Future DIY Laptop hope to have more options

I’ve been thinking this over a little bit. From a “business” perspective, the core of FW is sustainability. What it seems you’re suggesting is more along the lines of product diversity.

On the technical side, modularity seems like it fills both of these requirements.

@Kimberlee_Model I agree that sustainability is the primary purpose. For the product diversity, I think it’s important to distinguish the sustainability of the FW laptop itself supported by FW, with the product diversity with less sustainability not supported by FW in the area including the FW ecosystem. Thriving ecosystem is also important from a business perspective to make the FW as a platform attractive.

In the case of a gaming machine like XBox, PlayStation or Nintendo device as a platform, the value of the gaming device depends on the games that work on the device.

Thinking about sustainability, I’m not sure that filling niche requests is the right way to go about this. (Not to say I don’t want niche products myself), niche items tend to be harder to produce.

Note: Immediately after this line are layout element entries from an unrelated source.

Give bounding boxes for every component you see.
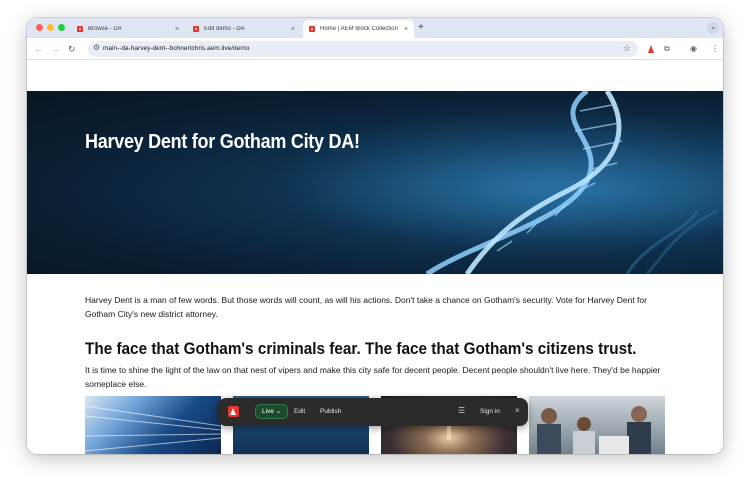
tab-label: Browse - DA [88, 26, 122, 32]
publish-button[interactable]: Publish [320, 406, 341, 417]
tab-browse-da[interactable]: Browse - DA × [71, 20, 185, 38]
live-environment-button[interactable]: Live ⌄ [255, 404, 289, 419]
tab-close-icon[interactable]: × [404, 26, 408, 33]
browser-window: Browse - DA × Edit demo - DA × Home | AE… [27, 18, 723, 454]
new-tab-button[interactable]: + [418, 22, 424, 34]
site-info-icon[interactable]: ⚙ [93, 43, 100, 52]
window-maximize-button[interactable] [58, 24, 65, 31]
window-close-button[interactable] [36, 24, 43, 31]
tab-label: Edit demo - DA [204, 26, 245, 32]
puzzle-extensions-icon[interactable]: ⧉ [664, 43, 670, 55]
dna-helix-image [27, 91, 723, 274]
edit-button[interactable]: Edit [294, 406, 305, 417]
hero-banner: Harvey Dent for Gotham City DA! [27, 91, 723, 274]
bookmark-star-icon[interactable]: ☆ [623, 43, 631, 54]
menu-icon[interactable]: ☰ [458, 405, 465, 417]
card-image-light-tunnel[interactable] [85, 396, 221, 454]
sign-in-button[interactable]: Sign in [480, 406, 500, 417]
kebab-menu-icon[interactable]: ⋮ [711, 43, 719, 55]
tab-close-icon[interactable]: × [175, 26, 179, 33]
address-bar[interactable]: ⚙ main--da-harvey-dent--bohnertchris.aem… [88, 41, 638, 57]
da-floating-toolbar: Live ⌄ Edit Publish ☰ Sign in × [218, 398, 528, 426]
body-paragraph: It is time to shine the light of the law… [85, 365, 661, 389]
tab-close-icon[interactable]: × [291, 26, 295, 33]
tab-edit-demo[interactable]: Edit demo - DA × [187, 20, 301, 38]
adobe-extension-icon[interactable] [647, 45, 656, 54]
window-minimize-button[interactable] [47, 24, 54, 31]
close-icon[interactable]: × [515, 405, 520, 417]
chevron-down-icon: ⌄ [275, 408, 282, 415]
browser-toolbar: ← → ↻ ⚙ main--da-harvey-dent--bohnertchr… [27, 38, 723, 60]
forward-arrow-icon[interactable]: → [51, 43, 60, 55]
url-text[interactable]: main--da-harvey-dent--bohnertchris.aem.l… [103, 45, 249, 52]
tab-home-aem[interactable]: Home | AEM Block Collection × [303, 20, 414, 38]
section-heading: The face that Gotham's criminals fear. T… [85, 339, 637, 358]
card-image-team-meeting[interactable] [529, 396, 665, 454]
intro-paragraph: Harvey Dent is a man of few words. But t… [85, 295, 647, 319]
adobe-favicon-icon [193, 26, 199, 32]
live-label: Live [262, 408, 274, 415]
adobe-logo-icon [228, 406, 239, 417]
tab-label: Home | AEM Block Collection [320, 26, 398, 32]
adobe-favicon-icon [309, 26, 315, 32]
tab-strip: Browse - DA × Edit demo - DA × Home | AE… [27, 18, 723, 38]
profile-icon[interactable]: ◉ [690, 43, 697, 55]
adobe-favicon-icon [77, 26, 83, 32]
tab-search-button[interactable]: ⌄ [707, 22, 719, 34]
page-viewport: Harvey Dent for Gotham City DA! Harvey D… [27, 61, 723, 454]
hero-title: Harvey Dent for Gotham City DA! [85, 131, 360, 153]
back-arrow-icon[interactable]: ← [34, 43, 43, 55]
reload-icon[interactable]: ↻ [68, 43, 76, 55]
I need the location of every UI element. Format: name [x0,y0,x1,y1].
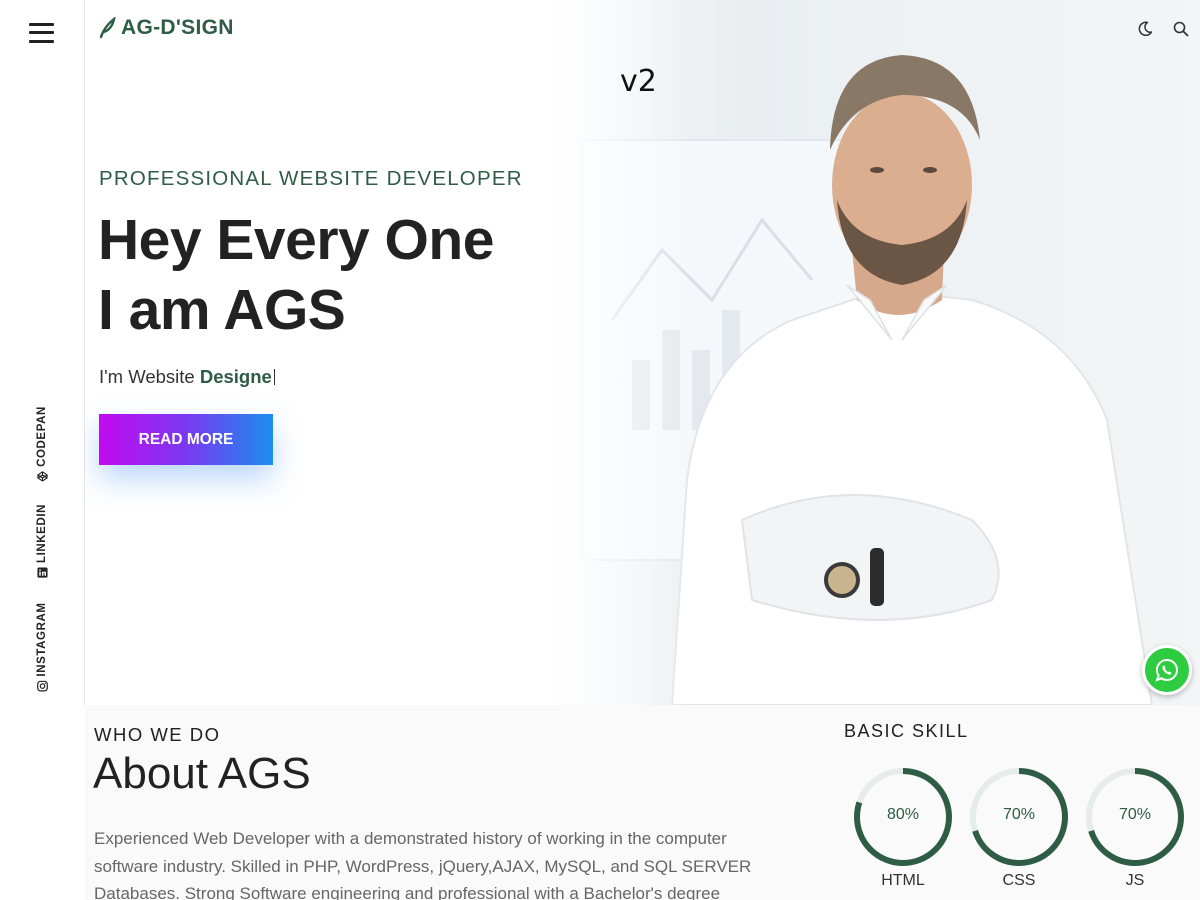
hero-photo [552,0,1200,705]
hero-subtitle: I'm Website Designe [99,366,275,388]
codepan-link[interactable]: CODEPAN [36,406,48,482]
linkedin-label: LINKEDIN [36,503,48,564]
linkedin-icon [36,567,48,578]
about-text: Experienced Web Developer with a demonst… [94,829,752,900]
hero-title-line2: I am AGS [98,278,346,342]
skill-label: HTML [881,872,925,889]
skill-label: CSS [1002,872,1036,889]
top-toolbar [1136,20,1190,38]
skill-percent: 80% [886,806,920,823]
hero-title-line1: Hey Every One [98,208,494,272]
hero-title: Hey Every One I am AGS [98,205,494,345]
hero-subtitle-prefix: I'm Website [99,366,195,387]
typing-cursor [273,369,275,385]
codepen-icon [36,471,48,482]
moon-icon[interactable] [1136,20,1154,38]
version-label: v2 [620,64,657,99]
read-more-button[interactable]: READ MORE [99,414,273,465]
instagram-label: INSTAGRAM [36,602,48,677]
logo-text: AG-D'SIGN [121,16,234,39]
leaf-icon [99,17,116,39]
skills-heading: BASIC SKILL [844,721,969,741]
about-section: WHO WE DO About AGS Experienced Web Deve… [85,705,1200,900]
hero-kicker: PROFESSIONAL WEBSITE DEVELOPER [99,167,523,190]
skill-label: JS [1125,872,1145,889]
about-kicker: WHO WE DO [94,724,221,745]
about-title: About AGS [93,749,311,798]
skill-js: 70% JS [1083,765,1187,890]
left-rail: CODEPAN LINKEDIN INSTAGRAM [0,0,85,705]
whatsapp-icon [1155,658,1178,682]
whatsapp-button[interactable] [1142,645,1192,695]
search-icon[interactable] [1172,20,1190,38]
linkedin-link[interactable]: LINKEDIN [36,504,48,578]
instagram-link[interactable]: INSTAGRAM [36,602,48,692]
skill-css: 70% CSS [967,765,1071,890]
instagram-icon [36,680,48,692]
skill-percent: 70% [1002,806,1036,823]
menu-icon[interactable] [29,22,54,44]
skill-percent: 70% [1118,806,1152,823]
hero-typed-word: Designe [199,366,272,387]
skill-html: 80% HTML [851,765,955,890]
codepan-label: CODEPAN [36,406,48,467]
logo[interactable]: AG-D'SIGN [98,16,234,40]
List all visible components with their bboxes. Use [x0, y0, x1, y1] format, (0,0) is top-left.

I think they’ll probably aim more towards the middle of the market with somewhat more mainstream products.

The 2nd case is the Red Hat Enterprise Linux. The Red Hat supports the Linux kernel and their shipped RPM packages. But the company doesn’t support the 3rd party’s or someone’s open source software on the OS. The 3rd party’s softwre contributes to the ecosystem’s diversity. And an attractive open source software (OSS) survives with sustainability, but some OSS doesn’t. That’s natural.

I think that FW should not support the 3rd party or individual’s product itself. Instead, FW should invest in an environment where 3rd party or individual’s products will thrive. That’s about the standard interface, providing documents, creating a marketplace for monetization, and etc.

The 3rd case is CI (Continuous Integration) service, Travis vs GitHub Actions. I am not sure if you are familiar with this topic. But there is a very good case about what the platform should support.

  • Travis has the programming language specific feature in their config file. For example in Ruby, here is the Ruby language feature supported by Travis. Travis is supporting the diverse programming languages feature by only themselves. It looks hard.
  • GitHub Actions also has the programming language feature in their config file. First they supported the Ruby feature by themselves. (See this repo). But now the Ruby project supports the feature instead of GitHub Actions. (See this repo). In my impression the GitHub Actions has more diverse ecosystem by the contributions of the 3rd party’s software, such as this feature - setup-buildx-action by Docker.

We can learn a proper balance about what FW should support from this case.